Frequently asked questions

Can Starch pull Shopify data directly, or does it need a third-party connector?
Shopify connects from Starch's integration catalog — the agent queries it live when your automation runs. You don't need a separate integration tool.
What if I also want inventory levels in the update — can Starch pull stock counts from Shopify?
Yes. When you describe the automation, add 'include current inventory levels for my top 10 SKUs by revenue' and Starch will query that data from Shopify the same way it queries orders. If your inventory lives somewhere else — like a 3PL portal with no API — Starch can automate through your browser to pull it, no API needed.
Does Starch store my Shopify and Meta data, or is it queried live each time?
For Shopify and Meta Ads connected from the integration catalog, data is queried live when the automation runs — it's not stored in Starch's database between runs. That means the numbers in your update are always current as of Monday morning, but Starch isn't building a historical data warehouse on your behalf. The weekly update archives themselves (text) are stored in Knowledge Management.
What if my team is split between Slack and email — can the update go to both?
Yes. Tell Starch to post to the Slack channel and also send a formatted email to your team distribution list. Starch connects directly to Gmail or Outlook and can send the digest to both places in the same automation run.
Is Starch SOC 2 certified? We're cautious about connecting ad accounts and Shopify to third-party tools.
Starch is not SOC 2 Type II certified yet — that's on the roadmap. If your brand is at a stage where SOC 2 is a hard requirement for any new tool integration, that's worth knowing upfront. Most early-stage DTC founders we work with are comfortable connecting Shopify and ad accounts given the read-only nature of the data pull, but we'd rather you make that call with accurate information.
Can I customize the update format — like adding a section for customer support ticket volume?
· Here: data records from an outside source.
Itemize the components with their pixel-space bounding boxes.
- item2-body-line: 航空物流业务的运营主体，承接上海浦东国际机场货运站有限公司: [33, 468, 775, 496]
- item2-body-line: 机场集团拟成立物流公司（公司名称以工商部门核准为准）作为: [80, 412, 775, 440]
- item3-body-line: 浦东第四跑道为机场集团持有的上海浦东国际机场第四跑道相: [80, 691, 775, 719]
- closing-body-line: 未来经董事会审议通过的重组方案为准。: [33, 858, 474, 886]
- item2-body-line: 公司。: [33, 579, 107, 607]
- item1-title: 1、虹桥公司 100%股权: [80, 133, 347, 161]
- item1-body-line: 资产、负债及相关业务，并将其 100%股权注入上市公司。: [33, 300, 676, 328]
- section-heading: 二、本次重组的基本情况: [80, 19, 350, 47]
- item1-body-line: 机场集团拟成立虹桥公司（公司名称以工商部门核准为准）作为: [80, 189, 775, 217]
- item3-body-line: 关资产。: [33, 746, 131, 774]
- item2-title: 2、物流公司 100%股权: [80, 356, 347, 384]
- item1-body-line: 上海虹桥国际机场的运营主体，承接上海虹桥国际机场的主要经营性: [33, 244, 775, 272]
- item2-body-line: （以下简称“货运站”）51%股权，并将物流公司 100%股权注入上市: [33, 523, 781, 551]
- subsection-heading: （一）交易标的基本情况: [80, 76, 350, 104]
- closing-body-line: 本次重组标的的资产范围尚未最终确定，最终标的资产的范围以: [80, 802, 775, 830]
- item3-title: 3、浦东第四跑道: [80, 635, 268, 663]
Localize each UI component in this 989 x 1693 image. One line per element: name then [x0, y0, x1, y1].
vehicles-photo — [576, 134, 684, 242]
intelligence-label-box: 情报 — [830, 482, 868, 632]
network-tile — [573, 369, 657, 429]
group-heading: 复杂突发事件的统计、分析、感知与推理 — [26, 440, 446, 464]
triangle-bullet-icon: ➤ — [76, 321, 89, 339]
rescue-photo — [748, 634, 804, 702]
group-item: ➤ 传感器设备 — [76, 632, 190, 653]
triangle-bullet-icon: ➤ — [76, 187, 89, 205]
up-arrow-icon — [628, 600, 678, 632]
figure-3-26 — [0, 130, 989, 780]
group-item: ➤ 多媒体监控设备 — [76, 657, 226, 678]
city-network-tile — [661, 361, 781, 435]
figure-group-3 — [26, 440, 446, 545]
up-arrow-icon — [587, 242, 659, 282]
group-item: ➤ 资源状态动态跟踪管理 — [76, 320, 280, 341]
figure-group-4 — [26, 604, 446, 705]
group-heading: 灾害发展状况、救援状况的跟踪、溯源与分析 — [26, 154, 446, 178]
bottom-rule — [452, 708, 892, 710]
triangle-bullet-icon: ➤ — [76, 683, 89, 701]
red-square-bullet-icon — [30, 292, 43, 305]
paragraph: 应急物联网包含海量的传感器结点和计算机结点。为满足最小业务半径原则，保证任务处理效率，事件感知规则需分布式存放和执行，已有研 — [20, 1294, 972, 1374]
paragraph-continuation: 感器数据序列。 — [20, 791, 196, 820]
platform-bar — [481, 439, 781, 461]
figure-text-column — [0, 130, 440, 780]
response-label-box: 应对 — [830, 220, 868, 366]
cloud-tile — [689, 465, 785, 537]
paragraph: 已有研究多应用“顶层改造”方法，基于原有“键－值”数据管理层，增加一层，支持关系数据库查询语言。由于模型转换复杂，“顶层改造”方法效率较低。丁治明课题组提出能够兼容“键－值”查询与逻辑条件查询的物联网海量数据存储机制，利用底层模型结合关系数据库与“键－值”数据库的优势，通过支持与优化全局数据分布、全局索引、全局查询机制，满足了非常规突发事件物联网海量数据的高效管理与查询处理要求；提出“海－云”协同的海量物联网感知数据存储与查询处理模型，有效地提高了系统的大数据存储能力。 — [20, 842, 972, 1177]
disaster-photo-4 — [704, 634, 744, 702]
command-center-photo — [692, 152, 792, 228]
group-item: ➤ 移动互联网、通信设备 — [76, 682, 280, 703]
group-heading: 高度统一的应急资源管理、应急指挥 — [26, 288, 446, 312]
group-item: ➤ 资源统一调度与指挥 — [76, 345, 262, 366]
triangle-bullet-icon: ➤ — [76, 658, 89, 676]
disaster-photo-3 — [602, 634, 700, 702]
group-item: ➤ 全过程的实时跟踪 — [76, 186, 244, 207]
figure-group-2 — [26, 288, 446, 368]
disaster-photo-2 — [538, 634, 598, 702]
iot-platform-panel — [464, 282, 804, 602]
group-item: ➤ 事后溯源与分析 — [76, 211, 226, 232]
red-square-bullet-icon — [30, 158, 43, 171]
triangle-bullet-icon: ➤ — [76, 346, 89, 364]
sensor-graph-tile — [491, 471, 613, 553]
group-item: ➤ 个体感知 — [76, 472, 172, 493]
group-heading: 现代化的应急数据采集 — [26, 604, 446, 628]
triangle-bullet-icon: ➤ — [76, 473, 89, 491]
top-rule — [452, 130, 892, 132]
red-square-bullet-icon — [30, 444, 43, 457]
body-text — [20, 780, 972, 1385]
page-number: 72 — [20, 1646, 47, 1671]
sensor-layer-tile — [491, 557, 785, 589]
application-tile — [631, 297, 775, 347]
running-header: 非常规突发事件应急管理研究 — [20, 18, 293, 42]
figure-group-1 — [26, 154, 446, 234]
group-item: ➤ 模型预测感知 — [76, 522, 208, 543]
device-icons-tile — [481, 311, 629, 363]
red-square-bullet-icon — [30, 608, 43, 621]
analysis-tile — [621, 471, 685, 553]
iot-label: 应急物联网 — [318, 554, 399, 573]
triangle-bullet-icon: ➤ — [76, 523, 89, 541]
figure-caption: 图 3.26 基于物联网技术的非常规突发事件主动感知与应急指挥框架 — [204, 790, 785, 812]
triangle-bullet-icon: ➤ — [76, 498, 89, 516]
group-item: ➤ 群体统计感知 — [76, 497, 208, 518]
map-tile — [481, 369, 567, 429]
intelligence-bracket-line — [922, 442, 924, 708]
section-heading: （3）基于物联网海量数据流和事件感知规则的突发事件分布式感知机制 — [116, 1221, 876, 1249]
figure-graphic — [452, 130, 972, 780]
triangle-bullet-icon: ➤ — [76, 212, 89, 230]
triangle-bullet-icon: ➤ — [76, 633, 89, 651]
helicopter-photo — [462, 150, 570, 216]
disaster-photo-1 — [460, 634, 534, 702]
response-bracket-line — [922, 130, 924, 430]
Yes, and this is where Starch's composability matters. Start with the basic automation described above, then tell Starch 'add a section for customer support' and connect Gorgias or Zendesk from Starch's integration catalog. The agent will query open ticket count, average response time, or whatever metric you specify, and add it to the template. You describe the change; Starch rebuilds the automation.